Step 1 — Summary statistics
\[ \bar{x}=\frac{69}{8}=8.625, \qquad \bar{y}=\frac{1173}{8}=146.625. \]
\[ \sum(x_i-\bar{x})^2 = \sum x_i^2 - n\bar{x}^2 = 691-8\times 74.391 = 691-595.125=95.875 \]
\[ \sum(y_i-\bar{y})^2 = 176\,659 - 8\times 21\,498.891 = 176\,659 - 171\,991.125 = 4\,667.875 \]
\[ \sum(x_i-\bar{x})(y_i-\bar{y}) = 10\,778 - 8\times 8.625\times 146.625 = 10\,778 - 10\,117.125 = 660.875 \]
Step 2 — Correlation coefficient
\[ r = \frac{660.875}{\sqrt{95.875\times 4\,667.875}} = \frac{660.875}{\sqrt{447\,558}} = \frac{660.875}{669.0}\approx 0.988. \]
The correlation is very close to \(1\): advertising spend and revenue are almost perfectly linearly related.
Step 3 — Test statistic
Since \(n=8<30\), we use the Student distribution with \(\nu=8-2=6\) degrees of freedom:
\[ U_{obs}=0.988\times\sqrt{\frac{6}{1-0.976}}=0.988\times\sqrt{\frac{6}{0.024}}\approx 0.988\times 15.81\approx 15.62. \]
Step 4 — Decision
At the \(5\%\) level (two-tailed), \(t_{0.025,6}=2.447\).

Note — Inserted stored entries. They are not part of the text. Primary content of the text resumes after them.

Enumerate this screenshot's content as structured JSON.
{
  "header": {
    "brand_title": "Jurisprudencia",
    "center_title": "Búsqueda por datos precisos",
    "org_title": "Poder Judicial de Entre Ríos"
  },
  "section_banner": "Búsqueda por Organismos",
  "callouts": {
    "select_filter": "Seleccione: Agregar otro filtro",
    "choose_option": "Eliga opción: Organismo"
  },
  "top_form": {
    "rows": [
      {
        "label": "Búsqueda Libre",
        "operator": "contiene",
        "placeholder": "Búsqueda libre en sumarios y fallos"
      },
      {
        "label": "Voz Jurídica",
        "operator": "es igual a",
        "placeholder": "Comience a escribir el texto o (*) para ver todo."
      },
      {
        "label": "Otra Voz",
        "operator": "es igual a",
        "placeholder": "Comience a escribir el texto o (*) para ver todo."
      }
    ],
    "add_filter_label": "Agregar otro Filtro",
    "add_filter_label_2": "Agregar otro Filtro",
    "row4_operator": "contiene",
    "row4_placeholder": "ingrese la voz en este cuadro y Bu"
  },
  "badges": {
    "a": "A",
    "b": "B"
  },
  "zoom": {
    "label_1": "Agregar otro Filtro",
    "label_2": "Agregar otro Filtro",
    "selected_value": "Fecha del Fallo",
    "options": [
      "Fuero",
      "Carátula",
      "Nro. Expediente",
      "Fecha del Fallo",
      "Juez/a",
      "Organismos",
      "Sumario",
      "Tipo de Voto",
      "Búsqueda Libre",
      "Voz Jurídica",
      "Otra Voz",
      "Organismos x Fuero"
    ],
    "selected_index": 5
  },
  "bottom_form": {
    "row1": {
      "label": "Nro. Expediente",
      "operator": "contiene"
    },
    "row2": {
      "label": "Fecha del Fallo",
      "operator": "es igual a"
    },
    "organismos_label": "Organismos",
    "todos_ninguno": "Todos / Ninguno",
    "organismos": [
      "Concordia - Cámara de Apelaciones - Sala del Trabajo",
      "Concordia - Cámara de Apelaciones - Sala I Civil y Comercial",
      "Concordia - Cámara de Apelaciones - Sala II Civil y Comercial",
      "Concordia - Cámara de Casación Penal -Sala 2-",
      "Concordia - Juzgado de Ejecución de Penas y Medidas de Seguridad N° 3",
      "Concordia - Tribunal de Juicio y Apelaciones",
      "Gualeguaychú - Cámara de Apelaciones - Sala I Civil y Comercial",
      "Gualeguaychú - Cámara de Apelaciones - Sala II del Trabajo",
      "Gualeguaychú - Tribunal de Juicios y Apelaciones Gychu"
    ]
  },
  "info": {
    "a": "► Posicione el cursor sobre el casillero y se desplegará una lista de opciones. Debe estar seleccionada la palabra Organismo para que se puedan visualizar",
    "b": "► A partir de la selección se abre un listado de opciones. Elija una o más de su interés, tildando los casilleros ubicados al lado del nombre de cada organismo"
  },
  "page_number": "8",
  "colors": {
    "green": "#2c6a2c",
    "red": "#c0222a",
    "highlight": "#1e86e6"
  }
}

Since \(|U_{obs}|=15.62\gg 2.447\), we reject \(H_0\).
Conclusion: with a \(5\%\) risk, there is a highly significant positive linear relationship between advertising expenditure and monthly revenue.
A high correlation does not imply that advertising directly causes revenue growth; other explanatory variables may be at play.